In a flurry of Monday morning interviews on the attacks in Orlando, the presumptive Republican presidential nominee Donald Trump seemed to suggest that President Barack Obama was somehow complicit in the attacks that killed 49 in a gay nightclub Sunday.
"He doesn't get it, or he gets it better than anybody understands. It's one or the other, and either one is unacceptable," Trump told Fox & Friends over the phone, doubling-down on his call for the president to resign because he does not use the phrase 'radical Islamic terrorism.' He added: "There's something going on."
Later in the morning, when the Today Show's Savannah Guthrie asked him on NBC to clarify those comments, Trump repeated the sentiment.
"Well, there are a lot of people that think that he doesn't want to get it, that he doesn't want to know about it. I happen to think that he just doesn't know what he's doing," Trump said.
When Guthrie followed up, Trump lamented that "he's not addressing the issue. He's not calling it what it is. This is radical Islamic terrorism." The suspected gunman, Omar Mateen, a US citizen by birth, was a Muslim, although not very observant.
"The last thing we need is to take in more people like this guy," Trump added on CNN.

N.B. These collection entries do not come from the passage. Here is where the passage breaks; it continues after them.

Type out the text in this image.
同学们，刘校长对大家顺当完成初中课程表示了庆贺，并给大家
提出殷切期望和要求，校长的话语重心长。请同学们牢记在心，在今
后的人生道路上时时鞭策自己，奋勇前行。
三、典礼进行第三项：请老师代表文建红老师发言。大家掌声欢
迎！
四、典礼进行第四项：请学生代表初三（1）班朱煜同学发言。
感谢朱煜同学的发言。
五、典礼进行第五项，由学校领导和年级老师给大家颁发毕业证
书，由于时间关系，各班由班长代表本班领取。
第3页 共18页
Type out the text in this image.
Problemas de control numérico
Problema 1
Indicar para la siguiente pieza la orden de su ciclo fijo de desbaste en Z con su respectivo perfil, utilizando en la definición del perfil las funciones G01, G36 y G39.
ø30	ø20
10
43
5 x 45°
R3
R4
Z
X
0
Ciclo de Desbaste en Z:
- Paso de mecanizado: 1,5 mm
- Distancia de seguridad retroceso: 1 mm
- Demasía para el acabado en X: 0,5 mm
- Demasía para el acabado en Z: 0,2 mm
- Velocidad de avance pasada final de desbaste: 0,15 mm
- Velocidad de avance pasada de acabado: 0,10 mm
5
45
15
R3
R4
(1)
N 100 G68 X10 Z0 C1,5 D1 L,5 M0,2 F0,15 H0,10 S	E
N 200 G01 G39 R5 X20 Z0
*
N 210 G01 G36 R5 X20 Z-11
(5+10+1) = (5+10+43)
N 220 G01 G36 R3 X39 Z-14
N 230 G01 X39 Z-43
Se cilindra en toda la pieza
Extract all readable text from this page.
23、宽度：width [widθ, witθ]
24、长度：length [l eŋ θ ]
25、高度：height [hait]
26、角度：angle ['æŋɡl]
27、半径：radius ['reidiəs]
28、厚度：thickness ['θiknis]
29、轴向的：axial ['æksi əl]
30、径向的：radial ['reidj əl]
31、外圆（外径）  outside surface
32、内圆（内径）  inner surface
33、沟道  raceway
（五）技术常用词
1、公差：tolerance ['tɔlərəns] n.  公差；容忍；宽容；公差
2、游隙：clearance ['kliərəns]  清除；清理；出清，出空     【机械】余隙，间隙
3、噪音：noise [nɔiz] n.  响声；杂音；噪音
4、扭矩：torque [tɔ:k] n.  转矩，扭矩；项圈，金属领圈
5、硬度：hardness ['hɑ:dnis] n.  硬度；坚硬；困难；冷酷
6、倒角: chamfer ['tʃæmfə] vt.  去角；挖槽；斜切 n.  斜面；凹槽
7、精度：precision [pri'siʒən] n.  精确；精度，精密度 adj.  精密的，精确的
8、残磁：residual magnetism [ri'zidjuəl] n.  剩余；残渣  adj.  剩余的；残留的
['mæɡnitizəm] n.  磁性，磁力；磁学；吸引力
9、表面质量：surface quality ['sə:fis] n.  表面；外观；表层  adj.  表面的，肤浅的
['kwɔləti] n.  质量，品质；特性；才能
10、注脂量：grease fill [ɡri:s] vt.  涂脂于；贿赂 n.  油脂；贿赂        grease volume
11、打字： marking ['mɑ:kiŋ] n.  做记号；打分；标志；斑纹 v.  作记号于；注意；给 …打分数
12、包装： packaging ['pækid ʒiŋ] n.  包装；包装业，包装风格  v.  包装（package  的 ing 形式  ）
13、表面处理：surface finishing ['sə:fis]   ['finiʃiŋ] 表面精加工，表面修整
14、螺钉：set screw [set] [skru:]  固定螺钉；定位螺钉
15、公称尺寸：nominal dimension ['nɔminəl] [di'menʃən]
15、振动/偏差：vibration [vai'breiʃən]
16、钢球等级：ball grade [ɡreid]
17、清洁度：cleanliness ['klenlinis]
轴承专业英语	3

Trump said the same of presumptive Democratic presidential nominee Hillary Clinton, despite the fact that Clinton, in fact, uses the phrase.

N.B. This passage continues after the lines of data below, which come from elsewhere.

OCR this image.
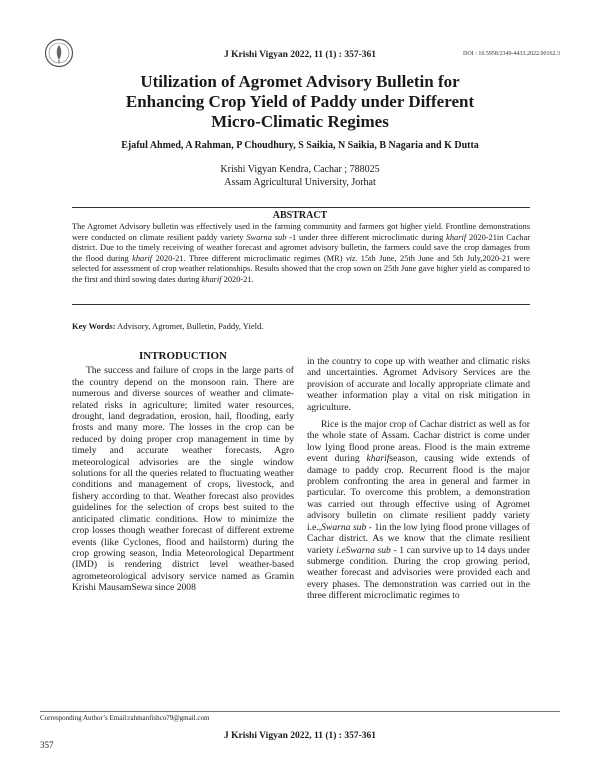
J Krishi Vigyan 2022, 11 (1) : 357-361	DOI : 10.5958/2349-4433.2022.00162.3
Utilization of Agromet Advisory Bulletin for
Enhancing Crop Yield of Paddy under Different
Micro-Climatic Regimes
Ejaful Ahmed, A Rahman, P Choudhury, S Saikia, N Saikia, B Nagaria and K Dutta
Krishi Vigyan Kendra, Cachar ; 788025
Assam Agricultural University, Jorhat
ABSTRACT

The Agromet Advisory bulletin was effectively used in the farming community and farmers got higher yield. Frontline demonstrations were conducted on climate resilient paddy variety Swarna sub -1 under three different microclimatic during kharif 2020-21in Cachar district. Due to the timely receiving of weather forecast and agromet advisory bulletin, the farmers could save the crop damages from the flood during kharif 2020-21. Three different microclimatic regimes (MR) viz. 15th June, 25th June and 5th July,2020-21 were selected for assessment of crop weather relationships. Results showed that the crop sown on 25th June gave higher yield as compared to the first and third sowing dates during kharif 2020-21.

Key Words: Advisory, Agromet, Bulletin, Paddy, Yield.

INTRODUCTION

The success and failure of crops in the large parts of the country depend on the monsoon rain. There are numerous and diverse sources of weather and climate-related risks in agriculture; limited water resources, drought, land degradation, erosion, hail, flooding, early frosts and many more. The losses in the crop can be reduced by doing proper crop management in time by timely and accurate weather forecasts. Agro meteorological advisories are the single window solutions for all the queries related to fluctuating weather conditions and management of crops, livestock, and fishery according to that. Weather forecast also provides guidelines for the selection of crops best suited to the anticipated climatic conditions. How to minimize the crop losses though weather forecast of different extreme events (like Cyclones, flood and hailstorm) during the crop growing season, India Meteorological Department (IMD) is rendering district level weather-based agrometeorological advisory service named as Gramin Krishi MausamSewa since 2008

in the country to cope up with weather and climatic risks and uncertainties. Agromet Advisory Services are the provision of accurate and locally appropriate climate and weather information play a vital on risk mitigation in agriculture.

Rice is the major crop of Cachar district as well as for the whole state of Assam. Cachar district is come under low lying flood prone areas. Flood is the main extreme event during kharifseason, causing wide extends of damage to paddy crop. Recurrent flood is the major problem confronting the area in general and farmer in particular. To overcome this problem, a demonstration was carried out through effective using of Agromet advisory bulletin on climate resilient paddy variety i.e.,Swarna sub - 1in the low lying flood prone villages of Cachar district. As we know that the climate resilient variety i.eSwarna sub - 1 can survive up to 14 days under submerge condition. During the crop growing period, weather forecast and advisories were provided each and every phases. The demonstration was carried out in the three different microclimatic regimes to

Corresponding Author’s Email:rahmanfishco79@gmail.com
J Krishi Vigyan 2022, 11 (1) : 357-361
357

At the same time, Trump rejected any sort of additional screening or controls on assault weapons. "He had the right to have a gun," Trump told CNN. "If you had some guns in that club, the night that this took place, if you had guns on the other side, you wouldn't have had the tragedy that you had."
When it was pointed out that there was an armed security guard in the club who returned fire at the attacker, Trump ignored host Alisyn Camerota and kept talking.
Trump called Mateen "a maniac" — and then, later in the interview, went on to use the same insult to describe Clinton.
Trump repeatedly called for America to "get smart" on terror attacks like this one, offering up his usual solutions — a ban on allowing Muslims coming into America, using the phrase 'radical Islamic terrorism,' and getting people to report more suspicious incidents.
When it was pointed out to Trump on the Today Show that Mateen was born in New York, Trump ignored the question, and instead blamed a failure in intelligence. "We need far better intelligence gathering, we have terrible intelligence gathering right now," he said.
All morning, Trump cited the example of the San Bernardino shooting, where he said neighbours saw "bombs all over the apartment," but didn't report anything. There, he seems to be citing one report where the neighbours of the two attacks reported being suspicious about seeing "quite a few packages" being delivered to the apartment — but never reported seeing bombs.
Trump also repeated that there were "thousands" of refugees coming in from Syria with the same mentality as Mateen.
On Fox, Trump seemed to suggest that the Muslim community was to blame for failing to turn Mateen in. "People in his community, in their community, they know who they are...they brag about it, they talk about it," Trump said.
On CNN, he elaborated: "for some reason, the Muslim community does not report people like this."
Trump repeated his calls to bomb Islamic State infrastructure in Syria, irrespective of civilian casualties.